Teju Cole returns to his native Nigeria after fifteen years in New York, and recounts his return in a new book, Every Day is for the Thief. This is a marvelous memoir. After a decade and half away, Cole cannot help but see his home through both Nigerian and Western eyes. The device helps build a bridge between the foreign reader and the life of Lagos without the oversimplification and condescension of so much travel journalism in Africa.
In an early passage, fresh off his flight from New York, and drenched in requests for bribes and “little somethings”, Cole recognizes his own foreignness and struggles to reorient his moral compass.
Night descends with no warning. I am breathing the air of the city for the first time in a decade and half: white smoke, ochre dust, familiar as my own breath. But other things, less visible, have changed. I have taken into myself some of the assumptions of life in a Western democracy–certain ideas about legality, for instance, certain expectations about due process–and in that sense I have returned a stranger. What the trip back from the airport makes me think, and what is confirmed over the course of the following days, is the extent to which Lagos has become a patronage society.
Money, dished out in quantities fitting the context, is a social lubricant here. It eases passage even as it maintains hierarchies. Fifty naira for the man who helps you back out from a parking spot, two hundred naira for the police officer who stops you for no good reason in the dead of night, ten thousand for the clearing agent who helps bring your imported crate through customs.

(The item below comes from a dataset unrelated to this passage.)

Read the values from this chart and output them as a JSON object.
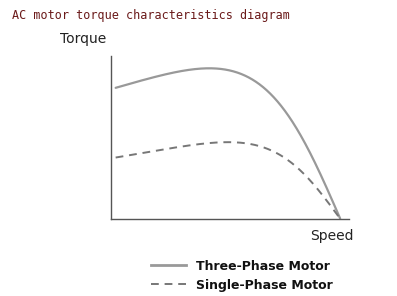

For many Nigerians, the giving and receiving of bribes, tips, extortion money or alms–the categories are fluid–is not thought of in moral terms. It is seen either as a mild irritant or as an opportunity. It is a way of getting things done, neither more nor less than what money is there for.
Every page of the book contains something poignant and thoughtful. His prose is crisp and elegant. I can’t recommend the book highly enough.
But now, lest readers who have not yet reached Africa think that all the continent is awash in bribes, let me stress that in my six years working there I have not been asked nor have I needed to give a bribe.
Well, almost never. At least not after the first fifteen minutes.
Fresh off the plane for my first stretch of Kenyan field work, I might have left my passport sitting on the airport forex desk, and a soldier might have picked it up, tracked me down, and then asked for a little something in return for the favor. I had three dollars in my pocket. Short story: best money I have ever spent. And he deserved it.
In my books, paying for my own stupidity (or, now that I have a PhD, my absent-mindedness) does not count as a bribe. Or so I say to myself.